Integrating SAP systems is a common requirement in IAM (Identity and Access Management) projects. With SAP being a leader in various market segments of business applications and related infrastructure, most large businesses own one or more SAP applications. Users and their access must be managed efficiently. This is where IAM comes into play. Granting user access to SAP environments is not a challenge of SAP specifically, but part of the generic user lifecycle management processes that span all relevant applications. From a user’s perspective, SAP systems are only one (or some, depending on their number) of the systems he needs access to.
Running SAP-related access management separately from the rest of IAM neither responds to the user’s demand of having one lifecycle to request access, to approve access, and to review access, nor does it reflect the changing landscape of business applications in most organizations.
Factually, experience from a vast number of organizations KuppingerCole had insight into over the past years, splitting access request and management interfaces for different sets of applications and services is a common complaint of end users, who need to understand which tool to use for requesting which type of access, and who have to deal with different UIs (User Interfaces), processes, etc. There is a demand and a need for having one interface for IGA (Identity Governance and Administration) tools, across the entire range of applications and services, regardless of deployment model and type of application.
Furthermore, the typical IT environments of organizations are under change, as part of the ongoing shift from traditional on premises business applications and services to cloud-based solutions, delivered as a service. This heavily affects traditional SAP environments, with new market entrants challenging SAP as well as the growing number of SAP offerings on premises and in the cloud that replace traditional SAP R/3. SAP SuccessFactors and SAP Concur, while being SAP offerings, are vastly different from the traditional SAP offerings, requiring expanded and new integration capabilities. A specific challenge within the SAP portfolio of applications and services is the fact that there is no consistent security model within the SAP portfolio. Virtually every piece of technology, from SAP R/3 to S/4 HANA, SAP HCM, SAP Concur, or SAP SuccessFactors, builds on a different model for access management and security. Thus, it is not about a single piece of SAP connectivity, but specific support for the various tools that SAP provides to its customers.
That support must serve both, incoming and outgoing, connections. For employees, SAP HR/HCM and, with growing relevance, SAP SuccessFactors are the source of information about new employees, leaves, retirements, and other changes. However, with the shift in focus of IGA from pure-play Enterprise IAM focused on employees to serving all types of identities, including business partners and employees, the number of integration points increases.

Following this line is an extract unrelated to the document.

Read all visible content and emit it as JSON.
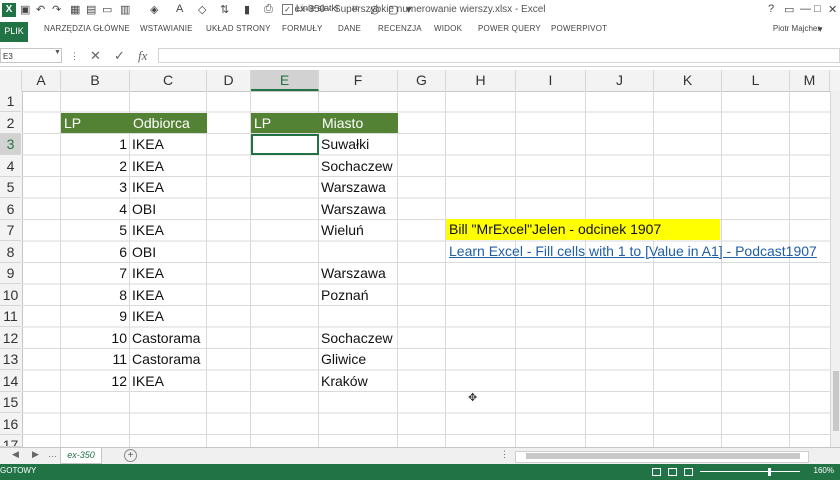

On the other hand, and as mentioned above, support for outgoing connections is required for a growing number of targets, with different integration points and security models. Beyond that, it is not only about connecting SAP environments, but a growing number of services provided by other vendors, which further increases complexity.
One Identity Manager provides comprehensive and certified integration into SAP environments since 2003. These features have been enhanced continuously, now supporting a broad range of SAP products and services well beyond SAP R/3. Integration is based on specific connectors with deep integration as well as cloud-based integration via One Identity’s Starling Connect cloud service.